Conversion

Conversion Improvements: A Primer for Getting Started

The ecommerce business is partly a numbers game. And the object of the game is to increase your sales and profitability. You need to understand how your site’s visitors are converted to buying customers. Not that you need to immerse yourself in the minutiae of data that many web statistics programs produce, but to reach your site’s sales potential, you need to have an understanding of its key numbers and have a simple method for tracking them over time.

Understanding the Numbers

Here are the most important numbers involved in measuring your site’s conversion rate.

  • Unique Visitors – This is the number of individual users who visit your site.
  • Number of Transactions – The number of transactions that get placed through your website. (For this exercise, we are going to exclude customers that visit the site but order by phone).
  • Average Order Value – The average dollar amount of all the orders you receive.
  • Total Sales Volume – The total dollar amount of sales.
  • Conversion Rate – The percentage of visitors who come to your site and actually place an order.

Reaching Your Sales Goals

To understand how conversion rates are determined, let’s plug in some numbers and look a little more closely.

Say you had 10,000 unique visitors to your site last month, and out of those 10,000 visitors you received 100 orders. This would be a 1 percent conversion rate.

Now, let’s say you have set a gross sales goal of $8,000 a month and your average order size is $75. That means the 100 sales you made last month equal a total sales volume of $7,500, representing a $500 shortfall.

So we now have a goal: To increase your sales volume by $500.

Get in the Game

So what do you need to play the conversion game?

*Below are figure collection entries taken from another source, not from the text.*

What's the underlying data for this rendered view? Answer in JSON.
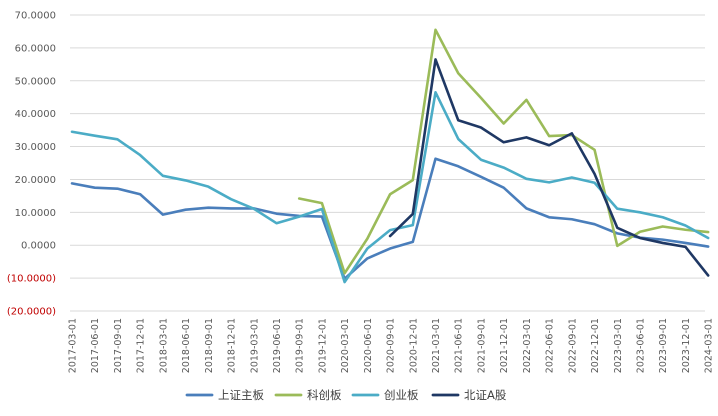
{
  "chart_data": {
    "type": "line",
    "title": "",
    "xlabel": "",
    "ylabel": "",
    "ylim": [
      -20,
      70
    ],
    "y_tick_values": [
      -20,
      -10,
      0,
      10,
      20,
      30,
      40,
      50,
      60,
      70
    ],
    "y_tick_labels": [
      "(20.0000)",
      "(10.0000)",
      "0.0000",
      "10.0000",
      "20.0000",
      "30.0000",
      "40.0000",
      "50.0000",
      "60.0000",
      "70.0000"
    ],
    "negative_label_color": "#C00000",
    "positive_label_color": "#595959",
    "grid": true,
    "gridline_color": "#D9D9D9",
    "legend_position": "bottom",
    "categories": [
      "2017-03-01",
      "2017-06-01",
      "2017-09-01",
      "2017-12-01",
      "2018-03-01",
      "2018-06-01",
      "2018-09-01",
      "2018-12-01",
      "2019-03-01",
      "2019-06-01",
      "2019-09-01",
      "2019-12-01",
      "2020-03-01",
      "2020-06-01",
      "2020-09-01",
      "2020-12-01",
      "2021-03-01",
      "2021-06-01",
      "2021-09-01",
      "2021-12-01",
      "2022-03-01",
      "2022-06-01",
      "2022-09-01",
      "2022-12-01",
      "2023-03-01",
      "2023-06-01",
      "2023-09-01",
      "2023-12-01",
      "2024-03-01"
    ],
    "series": [
      {
        "name": "上证主板",
        "color": "#4A7EBB",
        "values": [
          18.8,
          17.5,
          17.2,
          15.5,
          9.3,
          10.8,
          11.4,
          11.2,
          11.2,
          9.6,
          8.9,
          8.7,
          -10.2,
          -4.0,
          -1.0,
          1.0,
          26.3,
          24.0,
          20.8,
          17.5,
          11.2,
          8.5,
          7.9,
          6.4,
          3.6,
          2.3,
          1.7,
          0.7,
          -0.4
        ]
      },
      {
        "name": "科创板",
        "color": "#9BBB59",
        "values": [
          null,
          null,
          null,
          null,
          null,
          null,
          null,
          null,
          null,
          null,
          14.2,
          12.8,
          -8.5,
          2.0,
          15.5,
          19.8,
          65.5,
          52.3,
          44.8,
          37.0,
          44.2,
          33.2,
          33.5,
          29.0,
          -0.2,
          4.1,
          5.7,
          4.7,
          4.0
        ]
      },
      {
        "name": "创业板",
        "color": "#4BACC6",
        "values": [
          34.5,
          33.3,
          32.2,
          27.4,
          21.1,
          19.7,
          17.8,
          14.0,
          11.1,
          6.7,
          8.7,
          11.0,
          -11.2,
          -1.0,
          4.6,
          6.1,
          46.5,
          32.3,
          26.0,
          23.6,
          20.2,
          19.1,
          20.6,
          19.0,
          11.1,
          10.0,
          8.5,
          6.0,
          2.2
        ]
      },
      {
        "name": "北证A股",
        "color": "#1F3864",
        "values": [
          null,
          null,
          null,
          null,
          null,
          null,
          null,
          null,
          null,
          null,
          null,
          null,
          null,
          null,
          2.8,
          9.5,
          56.5,
          38.0,
          35.8,
          31.3,
          32.8,
          30.4,
          34.0,
          21.7,
          5.3,
          2.2,
          0.7,
          -0.5,
          -9.2
        ]
      }
    ]
  }
}
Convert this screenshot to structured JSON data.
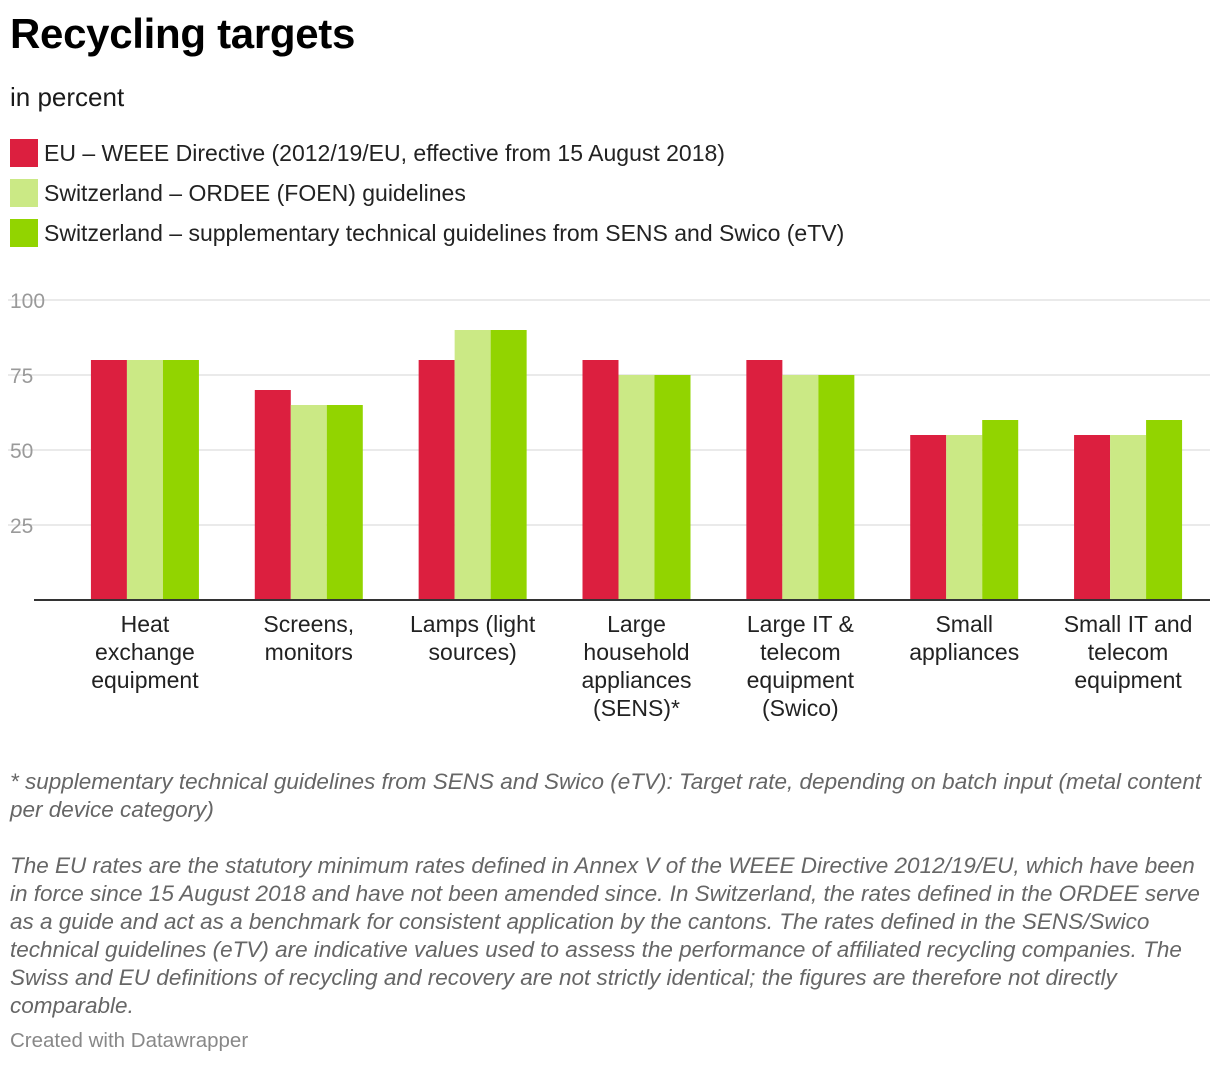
{
  "title": "Recycling targets",
  "subtitle": "in percent",
  "footnotes": [
    "*  supplementary technical guidelines from SENS and Swico (eTV): Target rate, depending on batch input (metal content per device category)",
    "The EU rates are the statutory minimum rates defined in Annex V of the WEEE Directive 2012/19/EU, which have been in force since 15 August 2018 and have not been amended since. In Switzerland, the rates defined in the ORDEE serve as a guide and act as a benchmark for consistent application by the cantons. The rates defined in the SENS/Swico technical guidelines (eTV) are indicative values used to assess the performance of affiliated recycling companies. The Swiss and EU definitions of recycling and recovery are not strictly identical; the figures are therefore not directly comparable."
  ],
  "credit": "Created with Datawrapper",
  "chart_data": {
    "type": "bar",
    "title": "Recycling targets",
    "subtitle": "in percent",
    "categories": [
      [
        "Heat",
        "exchange",
        "equipment"
      ],
      [
        "Screens,",
        "monitors"
      ],
      [
        "Lamps (light",
        "sources)"
      ],
      [
        "Large",
        "household",
        "appliances",
        "(SENS)*"
      ],
      [
        "Large IT &",
        "telecom",
        "equipment",
        "(Swico)"
      ],
      [
        "Small",
        "appliances"
      ],
      [
        "Small IT and",
        "telecom",
        "equipment"
      ]
    ],
    "series": [
      {
        "name": "EU – WEEE Directive (2012/19/EU, effective from 15 August 2018)",
        "color": "#dc1f3f",
        "values": [
          80,
          70,
          80,
          80,
          80,
          55,
          55
        ]
      },
      {
        "name": "Switzerland – ORDEE (FOEN) guidelines",
        "color": "#cbe985",
        "values": [
          80,
          65,
          90,
          75,
          75,
          55,
          55
        ]
      },
      {
        "name": "Switzerland – supplementary technical guidelines from SENS and Swico (eTV)",
        "color": "#92d400",
        "values": [
          80,
          65,
          90,
          75,
          75,
          60,
          60
        ]
      }
    ],
    "ylim": [
      0,
      100
    ],
    "yticks": [
      25,
      50,
      75,
      100
    ],
    "grid": true,
    "legend": "top-left"
  }
}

  1. You first need a numbers-tracking tool. If you don’t already have one, a good option is to use Google Analytics. It is full-featured analytics application, and it’s free. Ask your ecommerce provider if your website can be integrated with Google Analytics. If not, perhaps your provider has a package that will produce the numbers you need.
  2. You need to analyze the data. This is where a minimal commitment comes in. We are not talking high-level statistics, but a commitment to evaluate the key numbers on a regular basis. And, as you get a little more experienced, you might want to start digging even more deeply into your data.
  3. You need to take action. All the numbers in the world are useless unless you take action and actually affect your results. This could include, for example:
  • Add/modify pages and adjust the presentation of your website.
  • Commit to a pay-per-click campaign in which you can experiment with different ad copy and target phrases.
  • Execute some level of search optimization to drive more qualified traffic to your website.

Playing the Game

We started out by setting our baseline goal to increase our monthly sales volume by $500 for a given amount of traffic. There are two main methods for hitting your goal. Let’s look at each one and how they work.

  1. Increase the conversion rate so the same number of visitors will result in more orders. This involves assessing your site and shopping experience for usability. Without spending any more money you can likely increase conversions by honing your message, making sure your site follows best practices for web usability, and determining how your site stacks up against your competition.
  2. Encourage customers to purchase more on each visit, so the average order size grows, even if the other numbers are static. There are many tactics you can use to build your average order size. Do you offer quantity discounts? Free shipping over a certain order size? Do you suggest products on your site to encourage customers to purchase multiple items, such as by deploying a cross-selling feature?

And the Winner Is. . .

Upping your conversion rate takes patience. You will implement changes, watch your statistics, analyze the results, and take new actions, and these processes take time. Give yourself three to six months to evaluate the changes you’ve made. You can shorten this evaluation time by using pay-per-click advertising campaigns if you have the additional budget.

As you gain experience, you can drill down more deeply into your statistics to start to understand the behavior of your customers and take a more sophisticated approach to analyzing your data. But, if you haven’t yet started to play the conversion game, the best time to start is right now.